Já no dia 4 de dezembro, a Arábia Saudita tinha conquistado o Fóssil do Dia. E não foi só um, mas três. Primeiro, por não querer que o limite do aumento médio global da temperatura acordado entre os países passe de 2º C para 1,5º C. Aqui, o prémio foi partilhado com a China e a Índia, que também não se mostram interessados num limite mais restritivo, e com o grupo árabe por não fazer frente à posição da Arábia Saudita – ainda que sofram as consequências disso.

O segundo foi partilhado com a Noruega e os Estados Unidos por tentarem boicotar a transição dos combustíveis fósseis para as energias renováveis. E o terceiro, só para a Arábia Saudita, pela falta de interesse em rever as contribuições propostas por cada país (Intended Nationally Determined Contributions, INDC) até 2018.

“Nós, os países em desenvolvimento, não temos capacidade para fazer isto [a revisão das contribuições] a cada cinco anos. Somos muito pobres e temos outras prioridades”, disse o delegado da Arábia Saudita citado pelo The Guardian. Mas muitos países pobres e em desenvolvimento já aceitaram esta revisão das metas, incluindo países do grupo árabe, como o Egito ou Marrocos. Estão especialmente comprometidos em contribuir para o combate às alterações climáticas os países que já começaram a sentir os seus efeitos, como os pequenos Estados-ilha.

Apesar da alegação de pobreza feita pelo delegado, a Arábia Saudita é a décima quinta maior economia do mundo. Mas embora esteja bem classificada no ranking, recusou-se a contribuir para o fundo para apoiar os países pobres a lidar com as alterações climáticas – Green Climate Fund -, alegando que só os países industrializados o deveriam fazer, refere o The Guardian.
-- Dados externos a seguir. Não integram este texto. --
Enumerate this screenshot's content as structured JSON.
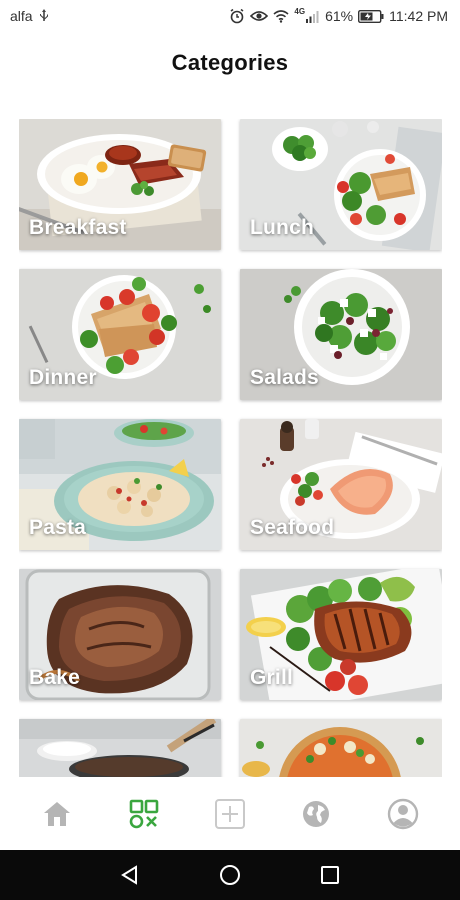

No que diz respeito às compensações, a Arábia Saudita vai mais longe e defende que se os pequenos Estados-ilha merecem ser compensados pelas perdas devido às alterações climáticas, o reino também deve ser compensado por vir a perder nas vendas de petróleo no futuro e por ter de investir em tecnologia verde. Pedro Barata já tinha explicado ao Observador que esse desejo, sempre recusado por todos os outros negociadores, foi conseguido em Copenhaga 2009.